Amazon FSx for Windows File Server. AD-joined; SMB; DataSync for online sync from on-prem; Snowball for bulk.

Why: FSx for Windows is the AD-native landing zone. EFS is Linux-only; S3 lacks SMB semantics.

Migrate NetApp ONTAP workloads keeping all NetApp features (snapshots, FlexClone).

Amazon FSx for NetApp ONTAP. Native ONTAP APIs; multi-protocol NFS+SMB; SnapMirror replication from on-prem.

Why: Other FSx flavors don't expose ONTAP-specific features. Lift-and-shift NetApp without re-architecting backups/replication.

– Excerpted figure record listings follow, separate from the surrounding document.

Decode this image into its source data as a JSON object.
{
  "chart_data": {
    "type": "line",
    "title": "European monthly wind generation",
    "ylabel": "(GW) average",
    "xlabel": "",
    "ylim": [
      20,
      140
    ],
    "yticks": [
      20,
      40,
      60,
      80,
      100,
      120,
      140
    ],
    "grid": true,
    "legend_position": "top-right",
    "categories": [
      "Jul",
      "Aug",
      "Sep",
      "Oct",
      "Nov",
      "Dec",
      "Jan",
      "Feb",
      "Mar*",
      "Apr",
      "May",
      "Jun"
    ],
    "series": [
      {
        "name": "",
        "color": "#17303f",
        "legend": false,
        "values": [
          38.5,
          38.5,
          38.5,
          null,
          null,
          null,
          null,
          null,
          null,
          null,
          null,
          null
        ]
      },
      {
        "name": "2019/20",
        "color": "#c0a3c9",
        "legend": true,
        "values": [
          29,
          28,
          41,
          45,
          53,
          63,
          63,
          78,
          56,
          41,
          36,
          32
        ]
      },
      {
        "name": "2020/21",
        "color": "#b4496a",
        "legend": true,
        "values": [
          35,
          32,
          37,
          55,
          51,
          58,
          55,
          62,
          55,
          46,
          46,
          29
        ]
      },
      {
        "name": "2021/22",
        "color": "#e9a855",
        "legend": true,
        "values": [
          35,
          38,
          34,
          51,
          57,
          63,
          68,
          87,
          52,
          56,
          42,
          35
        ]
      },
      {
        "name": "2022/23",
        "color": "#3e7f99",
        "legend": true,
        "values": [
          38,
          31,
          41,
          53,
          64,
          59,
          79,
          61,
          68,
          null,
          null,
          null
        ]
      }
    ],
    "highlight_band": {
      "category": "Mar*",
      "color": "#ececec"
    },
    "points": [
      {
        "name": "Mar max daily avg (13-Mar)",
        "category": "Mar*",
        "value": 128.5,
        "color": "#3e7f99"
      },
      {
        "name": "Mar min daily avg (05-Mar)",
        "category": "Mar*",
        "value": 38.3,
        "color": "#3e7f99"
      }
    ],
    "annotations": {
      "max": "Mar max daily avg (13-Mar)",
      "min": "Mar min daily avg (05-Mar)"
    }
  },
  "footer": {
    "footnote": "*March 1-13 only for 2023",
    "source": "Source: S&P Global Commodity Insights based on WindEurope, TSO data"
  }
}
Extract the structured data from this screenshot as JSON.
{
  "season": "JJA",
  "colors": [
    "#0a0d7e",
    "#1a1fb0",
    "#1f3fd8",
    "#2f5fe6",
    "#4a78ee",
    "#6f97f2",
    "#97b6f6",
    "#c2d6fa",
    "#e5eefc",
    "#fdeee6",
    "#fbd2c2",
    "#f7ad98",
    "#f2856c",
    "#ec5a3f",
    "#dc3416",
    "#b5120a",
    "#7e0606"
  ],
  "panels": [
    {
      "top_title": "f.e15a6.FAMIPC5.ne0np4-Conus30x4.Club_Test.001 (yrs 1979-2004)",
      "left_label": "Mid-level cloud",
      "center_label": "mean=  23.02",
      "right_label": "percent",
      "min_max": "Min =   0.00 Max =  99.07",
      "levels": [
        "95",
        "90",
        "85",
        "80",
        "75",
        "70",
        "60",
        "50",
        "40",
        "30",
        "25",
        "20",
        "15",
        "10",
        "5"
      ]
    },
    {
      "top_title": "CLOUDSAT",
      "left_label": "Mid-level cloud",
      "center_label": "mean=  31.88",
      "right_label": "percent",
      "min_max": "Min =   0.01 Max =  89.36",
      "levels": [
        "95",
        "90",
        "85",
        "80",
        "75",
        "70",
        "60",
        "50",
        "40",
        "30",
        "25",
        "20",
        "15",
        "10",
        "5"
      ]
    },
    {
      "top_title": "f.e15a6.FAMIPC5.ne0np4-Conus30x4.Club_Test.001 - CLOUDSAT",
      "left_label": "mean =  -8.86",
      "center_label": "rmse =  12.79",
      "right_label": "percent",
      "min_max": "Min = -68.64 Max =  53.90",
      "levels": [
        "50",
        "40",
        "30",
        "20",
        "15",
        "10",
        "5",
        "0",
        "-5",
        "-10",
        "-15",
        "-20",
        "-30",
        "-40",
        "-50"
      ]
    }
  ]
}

DNS-based cutover risks DNS-cache stragglers.

Cutover behind CloudFront / ALB / Global Accelerator. Switch backend without changing public DNS.

Why: Caches respect TTL but clients/firewalls cache aggressively. Stable public address insulates from DNS stragglers.

Gradual traffic migration from on-prem to AWS for risk control.

Route 53 weighted routing. Start 1% → AWS, ramp gradually. Health checks for automatic failback.

Why: Weighted routing enables canary-style migration at the DNS layer. ARC adds explicit gates for higher-stakes cuts.

Track Windows / Oracle / SQL Server BYOL licenses across migrated workloads.

AWS License Manager. Define rules; enforce on launch; share via RAM across the org.

Why: BYOL non-compliance is expensive. License Manager prevents accidental over-deployment.

After migration, dev/test RDS instances are over-provisioned overnight.

Migrate dev/test to Aurora Serverless v2 with low min ACU. Auto-scale down when idle.

Why: Saves nightly idle cost without instance scheduler complexity.

Run Kubernetes on-prem with same tools as EKS during migration.

EKS Anywhere on on-prem hardware. Same Kubernetes versions + ECR + AWS Outposts integration.

Why: Consistent control plane reduces operator skill drift. Migration to EKS later is a workload move, not a tooling rewrite.